A Hike in Theodore Roosevelt National Park

  • November 01, 2017
  • Posted by Matt Kessler

The prevalence of noxious weeds in Theodore Roosevelt National Park’s southern unit offers little time away from herbicide application and spraying. So, when an opportunity for an afternoon away from a field of invasive plants presents itself, it’s best to take it. On a beautiful fall afternoon in September, my crew mates and I set off for the North Dakota badlands. The hike started by crossing the Little Missouri River. Cool, dark, and muddy the water flowed steadily north at thigh level as it journeyed past, rejuvenated by recent rainfall. After a mandatory trail register signing on the other side, the trail immediately began climbing the layered bluffs, taking you high above the river valley below and among a vast prairie dog colony filled with watchful sentinels barking short warnings throughout the community. The cries continue for 20 minutes as you stride across their town to the elevated prairie plains along the other side. The terms ‘nothing’ or ‘nothingness’ often have a negative connotation to them in today’s society and are often words used as excuses to disregard or develop landscapes. But, as you stare across the wide prairies of the Midwest, what you really see is nothing. Nothing but a giant sky and the millions of blades of grass waving in unison as the wind rushes by. It is simply a beautiful nothingness with the ability to make anyone and their problems feel small. It is a place to let go, to feel as a piece of the landscape rather than apart from it.
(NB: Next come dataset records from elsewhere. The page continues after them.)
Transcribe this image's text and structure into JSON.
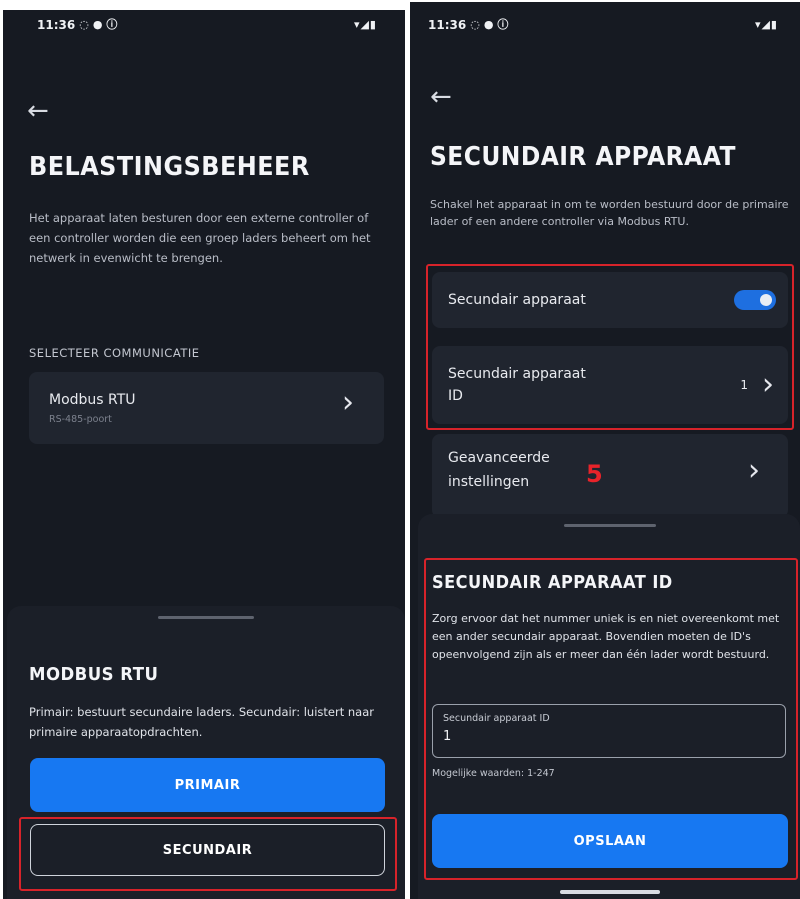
{
  "left": {
    "status": {
      "time": "11:36",
      "sys_icons": "▾◢▮"
    },
    "back_glyph": "←",
    "title": "BELASTINGSBEHEER",
    "description": "Het apparaat laten besturen door een externe controller of een controller worden die een groep laders beheert om het netwerk in evenwicht te brengen.",
    "section_label": "SELECTEER COMMUNICATIE",
    "comm_item": {
      "title": "Modbus RTU",
      "subtitle": "RS-485-poort",
      "chevron": "›"
    },
    "sheet": {
      "title": "MODBUS RTU",
      "description": "Primair: bestuurt secundaire laders. Secundair: luistert naar primaire apparaatopdrachten.",
      "primary_label": "PRIMAIR",
      "secondary_label": "SECUNDAIR"
    }
  },
  "right": {
    "status": {
      "time": "11:36",
      "sys_icons": "▾◢▮"
    },
    "back_glyph": "←",
    "title": "SECUNDAIR APPARAAT",
    "description": "Schakel het apparaat in om te worden bestuurd door de primaire lader of een andere controller via Modbus RTU.",
    "secondary_toggle": {
      "label": "Secundair apparaat",
      "state": "on"
    },
    "secondary_id_row": {
      "label_line1": "Secundair apparaat",
      "label_line2": "ID",
      "value": "1",
      "chevron": "›"
    },
    "advanced_row": {
      "label_line1": "Geavanceerde",
      "label_line2": "instellingen",
      "chevron": "›"
    },
    "annotation": "5",
    "sheet": {
      "title": "SECUNDAIR APPARAAT ID",
      "description": "Zorg ervoor dat het nummer uniek is en niet overeenkomt met een ander secundair apparaat. Bovendien moeten de ID's opeenvolgend zijn als er meer dan één lader wordt bestuurd.",
      "field_label": "Secundair apparaat ID",
      "field_value": "1",
      "hint": "Mogelijke waarden: 1-247",
      "save_label": "OPSLAAN"
    }
  },
  "colors": {
    "background": "#161a22",
    "card": "#20252f",
    "accent": "#1778f2",
    "highlight": "#d7232a"
  }
}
Standing there, you feel as though you could be there forever, simply drowning in its vastness. That is until an elk bugle cuts across the breeze beckoning you back down the coulees. We scrambled down, side stepping a basking rattlesnake, as we searched for the source of the calls. Moments later in a small valley we surprised a small herd grazing in the evening light. A large bull crashed through some brush emerging on a hill crest opposite of us. He remained there for several moments, the sun silhouetting his figure, then he quickly ushered his cows away and disappeared. Moments like these are almost too much to take in such a short time span, and as we navigated back to camp along a small stream avoiding several impressive, yet pesky, beaver ponds, little was said because we were all thinking the same thing. North Dakota is amazing.